Last, but far from least, LogRhythm goes to great measures to assign a TrueTime to every log message. A log message’s TrueTime is our best possible determination of the actual time it was originally written. TrueTime is recorded in Coordinated Universal Time (UTC) down to millisecond resolution. The various means by which we accomplish this is worthy of another blog post itself. Hopefully you’ll trust me when I tell you that, at LogRhythm, we take accurate time representation very seriously. After all, inaccurate time representation can result in a threat scenario being missed (e.g., time/sequence sensitive correlated activity) and can effectively corrupt behavioral profiles. TrueTime is critical to our mission of helping customers accurately and reliably detect threats before risk is realized.

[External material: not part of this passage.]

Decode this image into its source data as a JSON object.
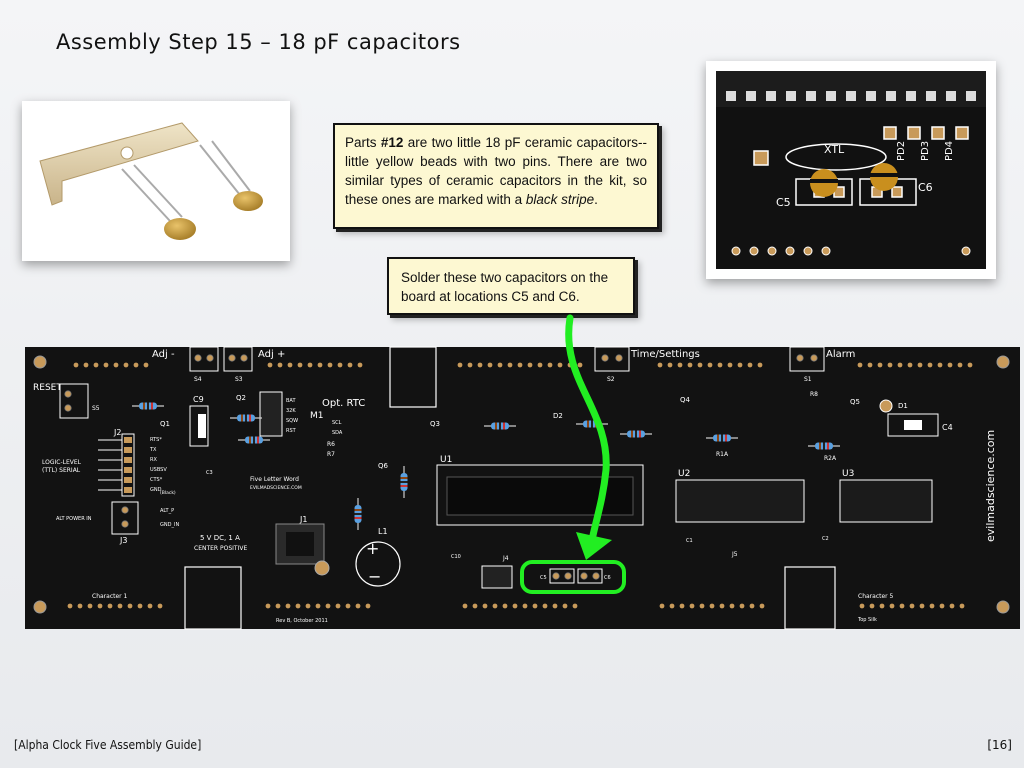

I hope this blog post has helped you understand our MDI capabilities. We have invested heavily in our data processing technology and our MDI knowledge base because we firmly believe analytics opportunity and accuracy is unleashed via a cleaner and richer data set. Our investments in MDI have benefited LogRhythm customers for years and we are excited to see its benefits further unfold as our data scientists leverage our MDI advantage to accelerate our journey to the AI-enabled SOC.